On 9th August, Britain experienced one of the biggest power cuts in a decade as over 1,000,000 people were left without power across England and Wales. As well as thousands of homes going without power, the blackout also had a massive disruptive effect on transport with problems on the rail network and at Newcastle airport in addition to disruption for community facilities and businesses. But what lessons can be taken from the outage?
What Caused the Power Cut?
In the immediate aftermath of the outage, speculation mounted that a malicious cyber attack was responsible but the real culprits emerged soon afterwards. The gas-fired Little Barton power station in Cambridgeshire and large Hornsea wind farm in the North Sea failed within two minutes of one another which caused a drop in the frequency to below 49Hz. This in turn triggered protective measures that cut the supply to certain sections of the national grid as falls in frequency can lead to long-term damage to electricity infrastructure.
Is Wind to Blame?
The failure of the Hornsea offshore windfarm was widely noted as one of the two key factors in the power cut and led to questions about the UK’s reliance on wind power, particularly as that single farm provides enough electricity for more than 1.8 million homes. Strong winds on the North Sea that day led to questions about wind turbines’ viability as a principal energy source.

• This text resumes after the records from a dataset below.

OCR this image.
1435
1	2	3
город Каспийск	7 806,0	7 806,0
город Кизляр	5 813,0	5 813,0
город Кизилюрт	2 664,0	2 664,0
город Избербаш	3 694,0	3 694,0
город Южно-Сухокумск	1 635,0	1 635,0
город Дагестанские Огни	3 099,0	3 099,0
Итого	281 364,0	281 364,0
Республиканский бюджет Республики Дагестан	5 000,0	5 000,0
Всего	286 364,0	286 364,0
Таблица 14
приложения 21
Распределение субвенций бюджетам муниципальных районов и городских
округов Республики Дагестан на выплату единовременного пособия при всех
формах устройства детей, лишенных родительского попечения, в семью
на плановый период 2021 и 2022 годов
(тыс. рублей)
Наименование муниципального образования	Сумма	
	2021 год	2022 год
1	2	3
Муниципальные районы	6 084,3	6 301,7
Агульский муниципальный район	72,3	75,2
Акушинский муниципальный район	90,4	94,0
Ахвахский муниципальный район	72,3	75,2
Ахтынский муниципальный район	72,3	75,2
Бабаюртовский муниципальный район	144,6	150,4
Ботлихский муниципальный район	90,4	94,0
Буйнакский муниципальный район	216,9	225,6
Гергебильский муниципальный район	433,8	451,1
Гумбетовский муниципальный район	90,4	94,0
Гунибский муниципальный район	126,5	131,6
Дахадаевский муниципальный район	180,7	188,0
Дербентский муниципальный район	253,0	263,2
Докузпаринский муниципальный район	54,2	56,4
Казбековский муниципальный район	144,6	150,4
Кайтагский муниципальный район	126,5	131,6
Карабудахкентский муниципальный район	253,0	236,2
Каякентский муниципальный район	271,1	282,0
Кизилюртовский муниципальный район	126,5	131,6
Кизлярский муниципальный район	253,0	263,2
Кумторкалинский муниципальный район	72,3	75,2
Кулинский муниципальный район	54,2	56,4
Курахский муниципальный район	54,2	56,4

Wind currently supplies around 15% of British electricity and that is set to grow as ageing gas and coal generators are switched off in order to meet legal carbon emission targets. Experts claim that wind generators are no more or less likely to disconnect than traditional supplies and the Hornsea failure was brought about by a transmission problem as the turbines were still moving.
A Balancing Act
Although wind might not have been the single major contributor to the 9th August blackout, wind power does have certain inherent problems that have made management of the grid more difficult. Managing the grid is all about frequency and how this is maintained. Frequency drops as demand rises unless more generators are plugged into the grid or the existing generators work harder. Keeping the lights on is all about ensuring that supply meets demand without switching on too many generators and raising the frequency unnecessarily.
The problem with wind power is its inherent unreliability. When the wind doesn’t blow, no electricity is produced and this means that it cannot reliably be used as a so-called shock absorber, designed to be used when demand rises or generation drops, provoking a subsequent drop in frequency from the standard UK range of 50Hz to 60Hz. This is typically when demand rises during cold working days or extreme weather knocks out generators. Wind may also blow through the night when extra capacity is not needed which causes an additional headache.

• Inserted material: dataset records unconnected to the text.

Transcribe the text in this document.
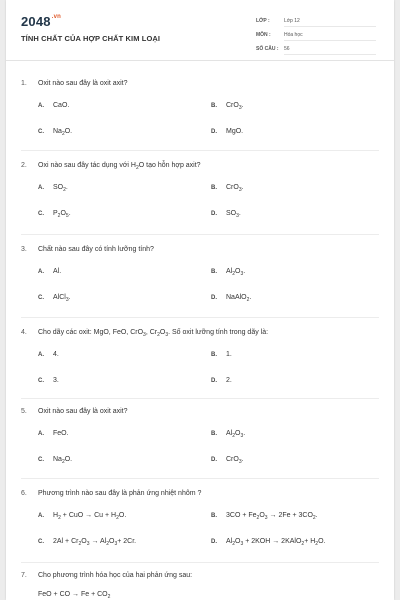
$2048^{.vn}$
TÍNH CHẤT CỦA HỢP CHẤT KIM LOẠI
LỚP :	Lớp 12
MÔN :	Hóa học
SỐ CÂU : 56
1. Oxit nào sau đây là oxit axit?
A. CaO.	B. CrO$_3$.
C. $Na_2O$.	D. MgO.
2. Oxi nào sau đây tác dụng với $H_2O$ tạo hỗn hợp axit?
A. $SO_2$.	B. CrO$_3$.
C. $P_2O_5$.	D. $SO_3$.
3. Chất nào sau đây có tính lưỡng tính?
A. Al.	B. $Al_2O_3$.
C. AlCl$_3$.	D. NaAlO$_2$.
4. Cho dãy các oxit: MgO, FeO, CrO$_3$, $Cr_2O_3$. Số oxit lưỡng tính trong dãy là:
A. 4.	B. 1.
C. 3.	D. 2.
5. Oxit nào sau đây là oxit axit?
A. FeO.	B. $Al_2O_3$.
C. $Na_2O$.	D. CrO$_3$.
6. Phương trình nào sau đây là phản ứng nhiệt nhôm ?
A. $H_2$ + CuO → $Cu + H_2O$.	B. $3CO + Fe_2O_3 \to 2Fe + 3CO_2$.
C. $2Al + Cr_2O_3 \to Al_2O_3+ 2Cr$.	D. $Al_2O_3 + 2KOH$ → 2KAlO$_2$+ $H_2O$.
7. Cho phương trình hóa học của hai phản ứng sau:
FeO + CO → $Fe + CO_2$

National Grid claim to have systems in place to deal with the increased use of renewables but whether this is enough to negate the intermittent nature of supply remains to be seen.
A Capacity Problem?
A main point of the government and National Grid’s response to the August power cut has been the improbability of two key generators failing almost simultaneously, with just two minutes in between the two failures. However, despite the rarity of the event, it has raised questions about the UK’s generation capacity when the failure of just two generators can cause such widespread disruption.
The gap between peak supply and peak demand has been steadily closing over the past thirty years and August’s events showed the problems when the National Grid is sailing close to the wind. Brexit may also shut off emergency supplies from France so authorities appear to be running out of safety nets, especially as electric vehicles are expected to increase demand in the coming years.
Changes for the Future
One of the positives to come out of the power cut has been proof that National Grid’s safety measures kick in when required. An ongoing review from the company has promised to investigate whether supply shut offs can be adjusted to have less of an impact. More worryingly, a diesel generator failure at Ipswich hospital, problems restarting electric trains and auxiliary battery failures on telephone masts have all raised concerns that our auxiliary systems are not fit for purpose. The challenge for the Grid will be to try and rethink its safety measures whilst the challenge for other infrastructure providers will be to make sure that auxiliary supplies are properly maintained and adequate.